Dick Ambrose

No. 52
- Position: Linebacker

Personal information
- Born: January 17, 1953 (age 73) New Rochelle, New York, U.S.
- Listed height: 6 ft 0 in (1.83 m)
- Listed weight: 235 lb (107 kg)

Career information
- High school: Iona Prep (New Rochelle)
- College: Virginia
- NFL draft: 1975: 12th round, 290th overall pick

Career history
- Cleveland Browns (1975–1983);

Awards and highlights
- Cleveland Browns Legends; 2× First-team All-ACC (1973, 1974);

Career NFL statistics
- Games played: 116
- Interceptions: 5
- Fumbles recovered: 9
- Stats at Pro Football Reference

= Dick Ambrose =

American football player (born 1953)

Richard John Ambrose (born January 17, 1953) is an American former professional football player who was a linebacker for nine seasons with the Cleveland Browns of the National Football League (NFL) from 1975 to 1983. During his playing days he was nicknamed "Bam-Bam", after the eponymous character from The Flintstones, for his tackling and physicality.

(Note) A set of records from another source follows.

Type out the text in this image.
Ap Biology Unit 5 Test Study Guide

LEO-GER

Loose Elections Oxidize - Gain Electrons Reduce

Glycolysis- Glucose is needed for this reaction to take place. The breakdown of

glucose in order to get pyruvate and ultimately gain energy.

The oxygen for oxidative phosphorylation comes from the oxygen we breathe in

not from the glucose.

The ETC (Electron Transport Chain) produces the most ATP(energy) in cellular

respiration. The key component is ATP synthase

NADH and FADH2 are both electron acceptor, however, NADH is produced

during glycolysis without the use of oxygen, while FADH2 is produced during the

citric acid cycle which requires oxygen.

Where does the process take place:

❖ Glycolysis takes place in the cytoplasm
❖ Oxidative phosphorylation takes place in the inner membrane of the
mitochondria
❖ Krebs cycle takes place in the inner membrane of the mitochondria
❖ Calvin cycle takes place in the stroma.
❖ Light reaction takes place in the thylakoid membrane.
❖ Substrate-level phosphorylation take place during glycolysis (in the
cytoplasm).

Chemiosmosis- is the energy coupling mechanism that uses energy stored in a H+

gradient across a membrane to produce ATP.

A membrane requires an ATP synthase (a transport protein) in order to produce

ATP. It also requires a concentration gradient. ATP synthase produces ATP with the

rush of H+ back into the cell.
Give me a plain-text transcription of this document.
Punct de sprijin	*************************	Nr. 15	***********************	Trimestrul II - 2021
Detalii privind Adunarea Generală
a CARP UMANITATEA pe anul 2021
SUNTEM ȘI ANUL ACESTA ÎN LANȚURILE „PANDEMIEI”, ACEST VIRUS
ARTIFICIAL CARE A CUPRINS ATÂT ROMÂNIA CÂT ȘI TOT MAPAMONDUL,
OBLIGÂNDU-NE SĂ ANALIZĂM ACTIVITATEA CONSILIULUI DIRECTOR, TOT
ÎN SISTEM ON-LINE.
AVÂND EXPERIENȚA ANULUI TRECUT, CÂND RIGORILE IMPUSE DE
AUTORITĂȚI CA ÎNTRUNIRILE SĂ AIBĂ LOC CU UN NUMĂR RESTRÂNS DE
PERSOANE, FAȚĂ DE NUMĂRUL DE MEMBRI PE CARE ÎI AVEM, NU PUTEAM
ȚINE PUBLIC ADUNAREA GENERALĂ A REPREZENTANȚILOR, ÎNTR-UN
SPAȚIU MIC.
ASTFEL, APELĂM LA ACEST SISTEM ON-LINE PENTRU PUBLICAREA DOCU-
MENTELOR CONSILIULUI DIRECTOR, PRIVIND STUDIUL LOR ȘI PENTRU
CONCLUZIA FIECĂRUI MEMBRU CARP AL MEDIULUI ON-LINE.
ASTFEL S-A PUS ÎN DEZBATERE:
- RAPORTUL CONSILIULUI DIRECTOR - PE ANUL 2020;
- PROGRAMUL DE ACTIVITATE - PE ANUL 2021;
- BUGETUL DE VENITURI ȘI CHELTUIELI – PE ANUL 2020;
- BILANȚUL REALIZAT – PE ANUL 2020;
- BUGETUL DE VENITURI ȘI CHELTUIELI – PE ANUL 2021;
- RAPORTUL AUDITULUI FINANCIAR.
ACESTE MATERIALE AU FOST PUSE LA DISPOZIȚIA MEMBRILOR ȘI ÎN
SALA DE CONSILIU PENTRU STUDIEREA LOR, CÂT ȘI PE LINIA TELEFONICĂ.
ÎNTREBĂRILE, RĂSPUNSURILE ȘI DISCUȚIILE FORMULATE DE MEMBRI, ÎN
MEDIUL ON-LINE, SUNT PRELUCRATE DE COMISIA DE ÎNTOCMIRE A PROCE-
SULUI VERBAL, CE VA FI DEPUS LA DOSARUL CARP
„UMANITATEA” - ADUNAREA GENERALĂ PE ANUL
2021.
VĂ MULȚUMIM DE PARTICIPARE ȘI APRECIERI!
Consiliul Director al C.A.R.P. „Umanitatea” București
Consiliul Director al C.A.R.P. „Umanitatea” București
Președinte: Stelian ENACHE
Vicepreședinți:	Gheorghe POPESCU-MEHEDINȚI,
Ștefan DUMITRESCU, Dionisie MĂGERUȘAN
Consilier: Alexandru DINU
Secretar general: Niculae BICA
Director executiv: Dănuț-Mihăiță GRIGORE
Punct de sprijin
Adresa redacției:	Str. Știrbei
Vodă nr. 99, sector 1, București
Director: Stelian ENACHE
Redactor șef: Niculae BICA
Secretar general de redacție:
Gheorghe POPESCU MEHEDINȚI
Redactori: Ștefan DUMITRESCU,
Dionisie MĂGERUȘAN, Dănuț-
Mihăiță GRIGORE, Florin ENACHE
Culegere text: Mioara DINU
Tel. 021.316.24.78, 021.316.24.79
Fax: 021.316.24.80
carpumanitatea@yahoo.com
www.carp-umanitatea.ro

Ambrose played college football for the Virginia Cavaliers. After retiring from the NFL, he became an attorney and has been a judge of the Cuyahoga County Court of Common Pleas since 2004.

==Football career==
A graduate of Iona Prep, Ambrose played college football at the University of Virginia and earned All-ACC (first-team) honors during his junior and senior seasons. He graduated with a Bachelor of Science in Education from Virginia. In the 1975 NFL draft he was drafted by the Cleveland Browns in the 12th round (290th overall).

Ambrose played nine seasons with the Cleveland Browns and was starting middle/right linebacker during the late 1970s to early 1980s before injuries curtailed his career. As a 12th-round pick, he would have been an undrafted free agent in the present day and was not considered to be a starter. He stepped in as an injury replacement and became starting middle linebacker despite being a rookie. He was part of the 1980 team known as the "Kardiac Kids" which won the division title for the first time since 1971 but lost in the divisional playoffs by a mere two points to the Oakland Raiders. His final season (1984) was spent on the injured reserve list, prompting his eventual retirement. He was popularly known as "Bam Bam" for his hard-nosed tackling and physical skills. The Plain Dealer ranked him number 94 in its special feature of the Browns' top 100 all-time greats.

==Legal career==
Ambrose began his legal studies while still playing football for the Cleveland Browns, graduating magna cum laude in 1987 from Cleveland State University College of Law. After graduating from Cleveland-Marshall, he joined the firm of McDonald Hopkins. He has also been associated with the firms of Chriszt McGarry Co. and Nicola Gudbranson and Cooper. He was the presiding judge in the trial of Anthony Sowell, the Cleveland serial killer who was found guilty on 82 charges. On August 12, 2011, Ambrose sentenced Sowell to death.